Tales from the Loop me atraiu de tal maneira, quando li os primeiros comentários a respeito de sua versão americana, que fiquei doido para adquirir minha cópia. Infelizmente perdi o Financiamento Coletivo e acabei tendo de esperar para que ele fosse distribuído e depois chegasse às lojas. Foi uma longa espera, mas compensou... O livro tem um tema que me agrada muito, afinal, eu cresci nos anos 80 e estou incluído no grupo dos saudosistas que adoram lembrar dessa época - de fato, a trilha sonora que está tocando enquanto escrevo essa resenha é puro anos 80 (a título de curiosidade estou ouvindo "Jump" do Van Halen!). 

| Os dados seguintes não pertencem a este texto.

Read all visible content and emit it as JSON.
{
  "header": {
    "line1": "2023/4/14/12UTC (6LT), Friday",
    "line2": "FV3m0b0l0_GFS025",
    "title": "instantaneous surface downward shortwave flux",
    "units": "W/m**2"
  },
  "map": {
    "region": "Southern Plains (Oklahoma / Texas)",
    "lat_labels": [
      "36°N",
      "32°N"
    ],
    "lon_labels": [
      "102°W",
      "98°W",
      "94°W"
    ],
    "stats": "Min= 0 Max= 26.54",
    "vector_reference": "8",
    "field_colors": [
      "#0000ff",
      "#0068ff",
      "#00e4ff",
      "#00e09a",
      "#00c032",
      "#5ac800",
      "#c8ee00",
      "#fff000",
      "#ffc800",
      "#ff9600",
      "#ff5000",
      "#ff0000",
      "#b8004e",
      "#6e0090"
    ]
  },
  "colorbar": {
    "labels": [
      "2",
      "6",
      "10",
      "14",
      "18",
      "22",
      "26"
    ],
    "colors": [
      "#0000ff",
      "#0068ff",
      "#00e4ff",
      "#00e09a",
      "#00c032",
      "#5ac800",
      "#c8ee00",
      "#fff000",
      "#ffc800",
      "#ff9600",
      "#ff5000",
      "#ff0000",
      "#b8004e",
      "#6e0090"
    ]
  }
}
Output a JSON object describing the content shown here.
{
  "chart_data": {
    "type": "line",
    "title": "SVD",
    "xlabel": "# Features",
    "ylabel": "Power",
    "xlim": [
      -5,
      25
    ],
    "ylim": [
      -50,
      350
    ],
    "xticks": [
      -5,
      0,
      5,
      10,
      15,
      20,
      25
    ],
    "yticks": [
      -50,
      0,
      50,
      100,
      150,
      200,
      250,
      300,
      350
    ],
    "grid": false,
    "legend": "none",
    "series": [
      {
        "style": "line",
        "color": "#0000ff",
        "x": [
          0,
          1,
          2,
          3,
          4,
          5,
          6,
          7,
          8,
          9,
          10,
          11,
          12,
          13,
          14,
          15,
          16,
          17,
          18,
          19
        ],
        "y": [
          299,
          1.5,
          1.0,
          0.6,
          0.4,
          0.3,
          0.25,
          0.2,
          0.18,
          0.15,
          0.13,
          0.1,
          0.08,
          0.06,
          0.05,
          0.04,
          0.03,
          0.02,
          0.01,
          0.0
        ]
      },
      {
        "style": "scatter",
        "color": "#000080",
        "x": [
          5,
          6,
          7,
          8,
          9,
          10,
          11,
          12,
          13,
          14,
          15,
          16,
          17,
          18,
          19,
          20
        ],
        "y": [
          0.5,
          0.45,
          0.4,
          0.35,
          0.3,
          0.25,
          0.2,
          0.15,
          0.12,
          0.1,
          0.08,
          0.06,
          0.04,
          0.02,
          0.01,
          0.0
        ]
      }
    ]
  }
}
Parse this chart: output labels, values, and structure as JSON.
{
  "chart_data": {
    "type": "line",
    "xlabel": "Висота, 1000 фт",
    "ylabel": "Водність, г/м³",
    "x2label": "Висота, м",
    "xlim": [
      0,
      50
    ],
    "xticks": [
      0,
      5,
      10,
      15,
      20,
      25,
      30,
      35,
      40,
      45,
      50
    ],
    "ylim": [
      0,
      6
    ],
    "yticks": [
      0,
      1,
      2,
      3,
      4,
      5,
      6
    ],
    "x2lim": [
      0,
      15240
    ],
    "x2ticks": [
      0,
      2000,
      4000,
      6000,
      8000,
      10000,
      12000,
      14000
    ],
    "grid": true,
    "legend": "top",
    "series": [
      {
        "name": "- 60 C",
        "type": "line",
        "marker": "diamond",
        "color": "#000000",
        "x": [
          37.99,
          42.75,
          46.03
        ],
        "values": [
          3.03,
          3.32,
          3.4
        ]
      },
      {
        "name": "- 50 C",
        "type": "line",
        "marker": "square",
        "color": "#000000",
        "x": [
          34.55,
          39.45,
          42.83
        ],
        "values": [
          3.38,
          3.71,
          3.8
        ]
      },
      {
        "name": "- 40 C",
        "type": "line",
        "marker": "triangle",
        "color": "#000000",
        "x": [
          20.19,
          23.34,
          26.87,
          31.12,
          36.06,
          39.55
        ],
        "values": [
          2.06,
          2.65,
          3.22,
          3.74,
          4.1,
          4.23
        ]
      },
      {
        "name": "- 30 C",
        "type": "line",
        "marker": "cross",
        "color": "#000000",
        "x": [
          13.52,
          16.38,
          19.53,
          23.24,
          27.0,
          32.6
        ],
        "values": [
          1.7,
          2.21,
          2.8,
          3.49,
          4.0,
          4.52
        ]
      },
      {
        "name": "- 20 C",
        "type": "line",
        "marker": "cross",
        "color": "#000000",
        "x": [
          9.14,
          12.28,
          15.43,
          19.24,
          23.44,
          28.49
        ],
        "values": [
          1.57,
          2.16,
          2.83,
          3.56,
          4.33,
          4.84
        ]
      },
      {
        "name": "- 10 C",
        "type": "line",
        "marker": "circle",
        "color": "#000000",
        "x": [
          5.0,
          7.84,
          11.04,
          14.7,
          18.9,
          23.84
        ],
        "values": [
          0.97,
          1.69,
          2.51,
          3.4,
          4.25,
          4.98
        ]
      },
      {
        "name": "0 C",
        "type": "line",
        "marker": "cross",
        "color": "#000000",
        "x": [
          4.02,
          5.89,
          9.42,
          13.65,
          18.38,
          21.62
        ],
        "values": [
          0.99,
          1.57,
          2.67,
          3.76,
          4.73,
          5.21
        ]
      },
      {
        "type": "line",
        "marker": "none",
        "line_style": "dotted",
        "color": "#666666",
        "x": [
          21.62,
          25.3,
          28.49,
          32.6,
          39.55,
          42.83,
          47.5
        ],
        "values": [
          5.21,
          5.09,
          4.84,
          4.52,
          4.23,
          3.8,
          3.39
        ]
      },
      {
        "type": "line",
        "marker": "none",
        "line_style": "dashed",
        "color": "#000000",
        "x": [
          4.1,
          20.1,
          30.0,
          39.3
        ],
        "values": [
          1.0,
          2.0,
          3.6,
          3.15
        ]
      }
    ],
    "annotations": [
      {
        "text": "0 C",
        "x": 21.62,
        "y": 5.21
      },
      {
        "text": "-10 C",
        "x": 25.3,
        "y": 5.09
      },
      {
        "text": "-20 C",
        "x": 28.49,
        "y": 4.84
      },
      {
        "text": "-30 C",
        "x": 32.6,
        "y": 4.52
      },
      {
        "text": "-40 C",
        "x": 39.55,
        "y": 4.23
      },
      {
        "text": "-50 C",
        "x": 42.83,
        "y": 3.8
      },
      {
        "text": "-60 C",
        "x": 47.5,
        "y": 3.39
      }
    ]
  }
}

E caras, quando o livro chegou às minhas mãos foi amor à primeira vista. Literalmente! Não apenas por se tratar de um livro lindo, transbordando com as ilustrações coloridas de Stälenhag em cada página, mas pelo conteúdo simplesmente incrível. O livro é tão bem escrito e tem um linguajar tão gostoso de ler que você simplesmente o devora do início ao fim.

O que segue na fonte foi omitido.